Attacks always hit? Yes, in certain minimalist role-playing games and their derivatives, all attacks are successful and one needs only to roll damage (if the damage isn't already a static value). The intention, I believe, is to make combat quicker (a laudable goal if one has played certain ponderous combat systems) and more lethal (to encourage the pursuit of trickery, retreat, or diplomacy). I'm always in favor of quicker combat resolution in a role-playing (as opposed to war-gaming) context, and non-combat options ought to be uppermost in mind for many reasons, but "attacks never miss"? For me, that immediately breaks immersionin what universe does no one ever miss?and makes combat less interesting.
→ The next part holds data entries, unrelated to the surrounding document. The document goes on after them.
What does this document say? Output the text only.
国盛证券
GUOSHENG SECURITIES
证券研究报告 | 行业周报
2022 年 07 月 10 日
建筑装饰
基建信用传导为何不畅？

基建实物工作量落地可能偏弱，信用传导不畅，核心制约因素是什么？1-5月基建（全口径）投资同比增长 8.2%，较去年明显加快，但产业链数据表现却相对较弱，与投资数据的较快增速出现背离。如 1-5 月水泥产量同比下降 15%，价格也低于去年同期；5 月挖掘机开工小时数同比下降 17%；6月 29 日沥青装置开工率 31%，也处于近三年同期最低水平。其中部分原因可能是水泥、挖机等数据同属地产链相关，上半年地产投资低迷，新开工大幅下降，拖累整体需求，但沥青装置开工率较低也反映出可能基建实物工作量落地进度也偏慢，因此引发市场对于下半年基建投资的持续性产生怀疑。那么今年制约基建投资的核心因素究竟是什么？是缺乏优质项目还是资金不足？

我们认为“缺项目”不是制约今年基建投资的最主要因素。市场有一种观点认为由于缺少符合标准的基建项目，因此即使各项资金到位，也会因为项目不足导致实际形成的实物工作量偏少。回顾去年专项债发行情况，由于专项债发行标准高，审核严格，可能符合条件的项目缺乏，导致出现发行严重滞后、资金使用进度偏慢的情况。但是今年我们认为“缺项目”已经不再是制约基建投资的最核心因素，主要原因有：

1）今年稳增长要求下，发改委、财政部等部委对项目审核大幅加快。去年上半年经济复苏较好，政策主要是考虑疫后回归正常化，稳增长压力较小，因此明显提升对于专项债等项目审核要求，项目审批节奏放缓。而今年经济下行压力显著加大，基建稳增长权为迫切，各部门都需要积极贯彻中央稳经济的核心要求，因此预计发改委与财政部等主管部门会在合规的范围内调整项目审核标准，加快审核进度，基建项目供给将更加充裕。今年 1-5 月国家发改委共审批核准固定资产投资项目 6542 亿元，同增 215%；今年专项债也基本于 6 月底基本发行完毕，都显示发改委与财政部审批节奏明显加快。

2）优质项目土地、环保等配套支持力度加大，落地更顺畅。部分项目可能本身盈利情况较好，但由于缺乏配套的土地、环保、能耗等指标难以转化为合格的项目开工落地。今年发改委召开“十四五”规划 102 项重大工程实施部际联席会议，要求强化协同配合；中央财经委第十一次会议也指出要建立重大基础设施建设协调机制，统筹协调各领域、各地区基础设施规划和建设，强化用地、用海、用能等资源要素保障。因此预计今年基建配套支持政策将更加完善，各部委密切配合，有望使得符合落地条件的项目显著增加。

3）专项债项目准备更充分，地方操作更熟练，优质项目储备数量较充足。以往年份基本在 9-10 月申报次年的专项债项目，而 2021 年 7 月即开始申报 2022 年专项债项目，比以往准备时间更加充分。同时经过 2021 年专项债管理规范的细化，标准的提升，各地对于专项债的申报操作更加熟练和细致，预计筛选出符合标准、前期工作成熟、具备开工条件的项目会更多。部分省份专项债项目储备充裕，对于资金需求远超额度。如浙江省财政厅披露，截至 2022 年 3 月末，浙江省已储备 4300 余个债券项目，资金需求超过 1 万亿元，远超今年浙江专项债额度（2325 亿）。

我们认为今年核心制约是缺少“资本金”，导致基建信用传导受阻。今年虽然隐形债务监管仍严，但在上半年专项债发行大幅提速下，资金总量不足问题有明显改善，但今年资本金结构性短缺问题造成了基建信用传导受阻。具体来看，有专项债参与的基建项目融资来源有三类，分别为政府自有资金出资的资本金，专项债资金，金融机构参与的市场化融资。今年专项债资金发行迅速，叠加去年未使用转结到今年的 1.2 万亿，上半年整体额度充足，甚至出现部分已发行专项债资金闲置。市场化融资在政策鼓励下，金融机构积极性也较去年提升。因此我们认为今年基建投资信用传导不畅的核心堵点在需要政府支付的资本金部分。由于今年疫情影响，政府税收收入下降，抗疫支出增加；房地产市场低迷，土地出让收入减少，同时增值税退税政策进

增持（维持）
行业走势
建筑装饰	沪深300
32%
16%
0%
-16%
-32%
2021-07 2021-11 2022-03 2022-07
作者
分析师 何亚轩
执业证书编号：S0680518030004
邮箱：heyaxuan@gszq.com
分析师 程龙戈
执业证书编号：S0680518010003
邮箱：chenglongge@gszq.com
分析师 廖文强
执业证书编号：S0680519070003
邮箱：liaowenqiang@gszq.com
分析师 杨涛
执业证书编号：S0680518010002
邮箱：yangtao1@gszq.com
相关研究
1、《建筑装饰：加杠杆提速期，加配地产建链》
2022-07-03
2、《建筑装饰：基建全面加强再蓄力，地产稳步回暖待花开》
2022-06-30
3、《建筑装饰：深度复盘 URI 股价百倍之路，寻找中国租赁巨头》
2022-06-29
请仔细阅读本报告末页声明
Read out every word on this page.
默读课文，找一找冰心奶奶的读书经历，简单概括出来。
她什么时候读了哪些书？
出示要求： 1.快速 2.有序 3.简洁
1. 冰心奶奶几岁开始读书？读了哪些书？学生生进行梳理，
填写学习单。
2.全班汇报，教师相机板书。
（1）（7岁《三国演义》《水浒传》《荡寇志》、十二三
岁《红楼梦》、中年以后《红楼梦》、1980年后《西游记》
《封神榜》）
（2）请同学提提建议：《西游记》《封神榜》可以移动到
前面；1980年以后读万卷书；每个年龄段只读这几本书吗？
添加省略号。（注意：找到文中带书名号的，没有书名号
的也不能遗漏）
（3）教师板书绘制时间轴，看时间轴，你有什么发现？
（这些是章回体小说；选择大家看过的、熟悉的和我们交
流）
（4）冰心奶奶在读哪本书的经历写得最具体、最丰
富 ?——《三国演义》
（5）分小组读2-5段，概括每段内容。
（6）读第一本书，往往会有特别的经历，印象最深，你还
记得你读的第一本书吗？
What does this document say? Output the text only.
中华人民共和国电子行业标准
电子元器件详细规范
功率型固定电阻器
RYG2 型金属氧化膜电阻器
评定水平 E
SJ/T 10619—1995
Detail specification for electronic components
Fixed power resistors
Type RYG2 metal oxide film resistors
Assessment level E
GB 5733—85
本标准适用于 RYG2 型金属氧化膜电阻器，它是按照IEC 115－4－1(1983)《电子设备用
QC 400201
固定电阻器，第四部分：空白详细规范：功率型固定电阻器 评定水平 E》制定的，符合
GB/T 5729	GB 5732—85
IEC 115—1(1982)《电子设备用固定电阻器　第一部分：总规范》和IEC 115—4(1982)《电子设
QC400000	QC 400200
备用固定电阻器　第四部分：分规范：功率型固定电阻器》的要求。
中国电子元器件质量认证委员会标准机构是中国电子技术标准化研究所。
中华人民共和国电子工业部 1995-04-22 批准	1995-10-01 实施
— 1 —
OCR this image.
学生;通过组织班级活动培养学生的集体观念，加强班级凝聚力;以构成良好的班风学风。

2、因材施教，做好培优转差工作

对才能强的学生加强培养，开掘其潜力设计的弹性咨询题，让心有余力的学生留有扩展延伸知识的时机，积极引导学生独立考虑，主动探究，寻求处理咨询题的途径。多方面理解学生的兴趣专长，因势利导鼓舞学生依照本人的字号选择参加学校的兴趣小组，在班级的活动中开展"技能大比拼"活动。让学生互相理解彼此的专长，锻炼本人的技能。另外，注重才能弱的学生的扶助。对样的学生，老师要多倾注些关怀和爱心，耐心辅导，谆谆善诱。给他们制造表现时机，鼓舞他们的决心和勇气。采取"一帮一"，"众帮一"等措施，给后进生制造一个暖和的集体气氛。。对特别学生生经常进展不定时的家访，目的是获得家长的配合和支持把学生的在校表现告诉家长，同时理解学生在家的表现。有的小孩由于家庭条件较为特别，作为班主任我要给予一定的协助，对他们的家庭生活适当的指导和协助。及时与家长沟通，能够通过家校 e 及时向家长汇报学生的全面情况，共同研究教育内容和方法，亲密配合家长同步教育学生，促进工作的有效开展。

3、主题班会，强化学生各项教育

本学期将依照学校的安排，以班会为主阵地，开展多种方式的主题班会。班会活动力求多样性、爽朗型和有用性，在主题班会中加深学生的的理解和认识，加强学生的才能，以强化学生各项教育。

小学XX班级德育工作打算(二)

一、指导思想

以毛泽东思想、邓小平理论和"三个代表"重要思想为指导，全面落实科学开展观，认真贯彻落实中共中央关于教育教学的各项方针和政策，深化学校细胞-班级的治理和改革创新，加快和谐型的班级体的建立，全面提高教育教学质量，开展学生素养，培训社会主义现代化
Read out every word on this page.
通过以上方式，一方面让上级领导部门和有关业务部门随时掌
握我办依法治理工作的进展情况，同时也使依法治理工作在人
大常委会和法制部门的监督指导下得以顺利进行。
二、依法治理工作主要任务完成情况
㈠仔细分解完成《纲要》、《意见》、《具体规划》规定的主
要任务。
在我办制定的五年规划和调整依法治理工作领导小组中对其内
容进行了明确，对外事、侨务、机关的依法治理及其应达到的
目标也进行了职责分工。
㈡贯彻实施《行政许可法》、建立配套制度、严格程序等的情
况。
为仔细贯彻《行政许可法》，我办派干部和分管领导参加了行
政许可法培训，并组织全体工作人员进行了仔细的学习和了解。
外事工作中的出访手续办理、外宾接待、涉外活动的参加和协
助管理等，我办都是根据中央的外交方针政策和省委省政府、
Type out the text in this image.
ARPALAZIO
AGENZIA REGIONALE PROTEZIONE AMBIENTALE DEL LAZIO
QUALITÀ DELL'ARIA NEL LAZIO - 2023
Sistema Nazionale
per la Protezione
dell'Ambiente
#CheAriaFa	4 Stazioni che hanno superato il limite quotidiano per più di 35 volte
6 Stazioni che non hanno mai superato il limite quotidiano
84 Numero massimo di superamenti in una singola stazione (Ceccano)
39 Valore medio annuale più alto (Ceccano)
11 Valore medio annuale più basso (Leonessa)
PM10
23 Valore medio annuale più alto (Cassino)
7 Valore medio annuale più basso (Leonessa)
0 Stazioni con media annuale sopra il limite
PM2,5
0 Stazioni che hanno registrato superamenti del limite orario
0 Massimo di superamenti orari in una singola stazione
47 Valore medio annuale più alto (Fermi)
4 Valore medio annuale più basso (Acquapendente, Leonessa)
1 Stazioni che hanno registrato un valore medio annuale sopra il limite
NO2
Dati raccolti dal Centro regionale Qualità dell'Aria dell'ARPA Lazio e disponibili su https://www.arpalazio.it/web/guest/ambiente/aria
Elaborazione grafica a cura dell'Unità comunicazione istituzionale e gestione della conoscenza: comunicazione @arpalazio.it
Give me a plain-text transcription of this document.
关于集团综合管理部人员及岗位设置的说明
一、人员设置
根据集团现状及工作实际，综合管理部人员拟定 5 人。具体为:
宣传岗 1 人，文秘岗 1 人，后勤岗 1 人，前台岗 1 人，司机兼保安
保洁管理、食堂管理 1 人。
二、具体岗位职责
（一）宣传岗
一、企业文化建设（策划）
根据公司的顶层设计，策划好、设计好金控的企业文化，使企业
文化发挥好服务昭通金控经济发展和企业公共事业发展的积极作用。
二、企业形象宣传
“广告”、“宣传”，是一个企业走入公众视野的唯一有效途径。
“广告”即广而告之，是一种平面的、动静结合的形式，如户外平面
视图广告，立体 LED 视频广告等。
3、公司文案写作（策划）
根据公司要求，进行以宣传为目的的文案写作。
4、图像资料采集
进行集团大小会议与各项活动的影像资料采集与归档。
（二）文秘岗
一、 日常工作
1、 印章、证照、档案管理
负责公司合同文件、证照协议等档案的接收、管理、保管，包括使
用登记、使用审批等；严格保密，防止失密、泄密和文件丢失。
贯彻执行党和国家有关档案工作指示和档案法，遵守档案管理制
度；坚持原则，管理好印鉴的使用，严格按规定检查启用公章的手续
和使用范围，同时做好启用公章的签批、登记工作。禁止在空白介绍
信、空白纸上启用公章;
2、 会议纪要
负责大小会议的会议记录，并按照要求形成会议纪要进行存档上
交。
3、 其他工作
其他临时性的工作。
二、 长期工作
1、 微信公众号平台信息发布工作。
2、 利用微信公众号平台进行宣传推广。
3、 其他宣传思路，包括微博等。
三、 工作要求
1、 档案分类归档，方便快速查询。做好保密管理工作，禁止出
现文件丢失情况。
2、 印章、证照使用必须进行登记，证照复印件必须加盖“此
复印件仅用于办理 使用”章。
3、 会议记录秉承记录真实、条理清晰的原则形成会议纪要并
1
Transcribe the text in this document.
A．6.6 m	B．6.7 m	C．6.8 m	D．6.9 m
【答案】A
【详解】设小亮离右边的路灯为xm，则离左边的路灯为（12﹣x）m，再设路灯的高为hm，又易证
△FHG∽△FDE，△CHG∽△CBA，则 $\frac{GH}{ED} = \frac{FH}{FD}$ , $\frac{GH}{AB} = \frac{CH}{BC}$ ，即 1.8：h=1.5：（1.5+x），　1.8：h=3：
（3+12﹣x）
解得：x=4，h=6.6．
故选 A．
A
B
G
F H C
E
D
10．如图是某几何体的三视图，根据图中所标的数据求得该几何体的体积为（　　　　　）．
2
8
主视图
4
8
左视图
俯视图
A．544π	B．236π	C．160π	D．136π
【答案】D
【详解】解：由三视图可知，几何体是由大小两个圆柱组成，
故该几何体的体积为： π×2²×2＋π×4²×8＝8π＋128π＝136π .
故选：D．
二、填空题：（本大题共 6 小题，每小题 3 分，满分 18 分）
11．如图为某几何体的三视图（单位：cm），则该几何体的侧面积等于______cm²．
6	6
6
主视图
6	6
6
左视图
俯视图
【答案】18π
I see combat as another form of problem-solving (or, in many cases, problem-causing) where creativity ought to be rewarded. I won't bother to extrapolate on the type of society that would exist where anyone can always attack anyone else with unnerring accuracy and no one possesses the instinct or ability to dodge (other than to say it would resemble nothing in reality or fiction), but I would suggest that perhaps a better way to discourage combat (if that is the aim) would be to make it more grounded in reality. Increase the damage potential. Increase the recovery time. Increase the difficulty or reduce the efficacy of medical treatment. Add lingering health problems from injuries. Make attacks more challenging to avoid, but don't make them impossible to avoid. All of these are logical ways to make players think harder about whether to fight without breaking the willing suspension of disbelief.
Any game is anyone's game, but I prefer rules that elicit the response, "That makes sense."